En effet, le Brésil est également le berceau de certaines formes de criminalité organisée, en particulier le trafic d’armes et le trafic de drogues. C’est sur cette base que les services de police ont pu déclarer, de manière unilatérale, être en « guerre contre la criminalité ». En réalité, cette justification permet d’asseoir une nouvelle fois un conflit de classes entre dominants et dominés4. Comme le dit Michel Foucault, « le pouvoir politique, dans cette hypothèse, aurait pour rôle de réinscrire perpétuellement ce rapport de forces, par une sorte de guerre silencieuse, et de le réinscrire dans les institutions, dans les inégalités économiques, dans le langage, jusque dans le corps des uns et des autres5 ».

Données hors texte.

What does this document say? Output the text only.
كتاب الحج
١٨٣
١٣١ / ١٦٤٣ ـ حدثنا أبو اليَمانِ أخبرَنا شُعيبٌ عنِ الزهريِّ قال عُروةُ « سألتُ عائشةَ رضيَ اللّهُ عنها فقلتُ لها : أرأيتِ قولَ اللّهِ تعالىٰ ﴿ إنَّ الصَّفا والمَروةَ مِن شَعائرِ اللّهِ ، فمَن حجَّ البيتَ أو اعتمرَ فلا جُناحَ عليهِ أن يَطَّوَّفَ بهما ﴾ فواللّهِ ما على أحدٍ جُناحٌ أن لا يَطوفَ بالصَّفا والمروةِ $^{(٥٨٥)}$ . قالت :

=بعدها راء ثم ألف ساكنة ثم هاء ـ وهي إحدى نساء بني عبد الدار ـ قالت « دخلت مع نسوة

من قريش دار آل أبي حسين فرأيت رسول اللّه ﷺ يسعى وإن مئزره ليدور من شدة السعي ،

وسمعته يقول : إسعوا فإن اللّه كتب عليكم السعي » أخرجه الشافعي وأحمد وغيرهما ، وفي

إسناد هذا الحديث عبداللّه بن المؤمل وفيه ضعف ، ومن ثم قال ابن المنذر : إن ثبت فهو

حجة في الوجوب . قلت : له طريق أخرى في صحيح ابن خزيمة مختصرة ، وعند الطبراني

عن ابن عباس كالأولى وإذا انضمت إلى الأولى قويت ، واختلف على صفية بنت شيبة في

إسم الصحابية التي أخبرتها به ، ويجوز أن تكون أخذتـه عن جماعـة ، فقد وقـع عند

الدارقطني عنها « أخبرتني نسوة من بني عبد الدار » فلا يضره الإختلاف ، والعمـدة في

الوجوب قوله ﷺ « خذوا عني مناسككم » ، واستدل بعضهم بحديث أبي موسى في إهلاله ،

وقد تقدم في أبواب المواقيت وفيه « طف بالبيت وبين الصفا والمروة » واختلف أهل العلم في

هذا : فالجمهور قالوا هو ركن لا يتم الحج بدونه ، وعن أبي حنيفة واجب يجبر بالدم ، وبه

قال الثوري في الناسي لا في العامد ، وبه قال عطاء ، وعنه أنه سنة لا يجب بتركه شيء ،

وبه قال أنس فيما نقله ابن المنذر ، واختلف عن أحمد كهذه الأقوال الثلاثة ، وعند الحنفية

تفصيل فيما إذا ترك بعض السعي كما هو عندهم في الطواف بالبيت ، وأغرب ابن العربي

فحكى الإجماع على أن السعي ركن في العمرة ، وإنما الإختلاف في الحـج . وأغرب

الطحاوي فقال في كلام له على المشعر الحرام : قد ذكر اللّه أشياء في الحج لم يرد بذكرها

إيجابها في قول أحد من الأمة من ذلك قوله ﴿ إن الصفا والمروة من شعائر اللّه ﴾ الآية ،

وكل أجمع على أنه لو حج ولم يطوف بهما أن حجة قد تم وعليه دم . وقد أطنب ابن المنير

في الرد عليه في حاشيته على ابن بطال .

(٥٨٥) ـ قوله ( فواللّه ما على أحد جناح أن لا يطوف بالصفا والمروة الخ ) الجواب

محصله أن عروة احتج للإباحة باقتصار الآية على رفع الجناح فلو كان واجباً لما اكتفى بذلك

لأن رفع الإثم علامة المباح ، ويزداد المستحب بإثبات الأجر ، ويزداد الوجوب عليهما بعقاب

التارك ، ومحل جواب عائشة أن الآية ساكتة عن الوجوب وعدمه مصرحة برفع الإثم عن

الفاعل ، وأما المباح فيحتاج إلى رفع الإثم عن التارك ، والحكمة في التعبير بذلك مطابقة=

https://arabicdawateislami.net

La « guerre contre le crime » s’est ainsi rapidement transformée en « criminalisation de la marginalité », et plus spécifiquement de la pauvreté. Alors qu’à leur création elles étaient conçues comme des habitations proches des industries, permettant aux ouvriers et aux chercheurs d’emploi de se loger près de leurs – potentiels – lieux de travail6, les favelas sont devenues des zones violentes, et leurs habitants de potentiels criminels7. La « diabolisation » des favelas au fur et à mesure des décennies permet de continuer la tentative de leur suppression, mais également de perpétuer la persécution de leurs habitants.
Approche répressive
Cette étiquette de « marginaux » permet aux autorités de traiter les habitants des favelas de manière différenciée, notamment quant à « l’irrespect de leur droits civils8 ». C’est donc la violence qui est à la base de la relation entre la police et les habitants des favelas. Cette violence prend plusieurs formes. Si elle peut être tout à fait visible et directe, elle est également culturelle et structurelle. Bien que ces dernières formes soient invisibles, elles sont en fait très présentes dans un pays comportant autant d’inégalités. La façon dont la police cible les populations les plus précarisées est ainsi une forme de reproduction de la violence structurelle, qui la renforce à son tour. Et comme pour la violence directe, c’est la « guerre contre le crime » qui justifie l’utilisation de la violence structurelle envers les habitants des favelas9.
Même si l’État est censé protéger les habitants des favelas, le motif de la potentielle criminalité affaiblit fortement ce rôle
Au-delà de l’utilisation de la violence, l’étiquetage des habitants des favelas comme marginaux et potentiellement délinquants crée aussi une distinction entre les « bonnes personnes » et les « mauvaises personnes ». Cette distinction s’opère d’abord entre les « citoyens », dont la sécurité présente une grande importance pour l’État, et les habitants des favelas, sans distinction entre les délinquants et les non-délinquants. À l’intérieur même des favelas, une autre distinction s’opère : d’un côté, il y a les « travailleurs honnêtes et humbles » « qui mérite[nt] la place qu’on [leur] a offerte dans la société, aussi pauvre soit-il[s] », et de l’autre il y a les criminels et les bandits. Le problème est que lors des opérations policières, aucun critère ne permet de faire la différence entre les premiers et les seconds10. En conséquence, même si l’État est censé protéger les habitants des favelas, le motif de la potentielle criminalité affaiblit fortement ce rôle. Les débordements policiers envers les personnes qu’ils devraient protéger sont considérés comme des « dommages collatéraux », à tel point que les policiers n’ont pas à se justifier, et ne craignent rien dans le cas du décès d’une victime11.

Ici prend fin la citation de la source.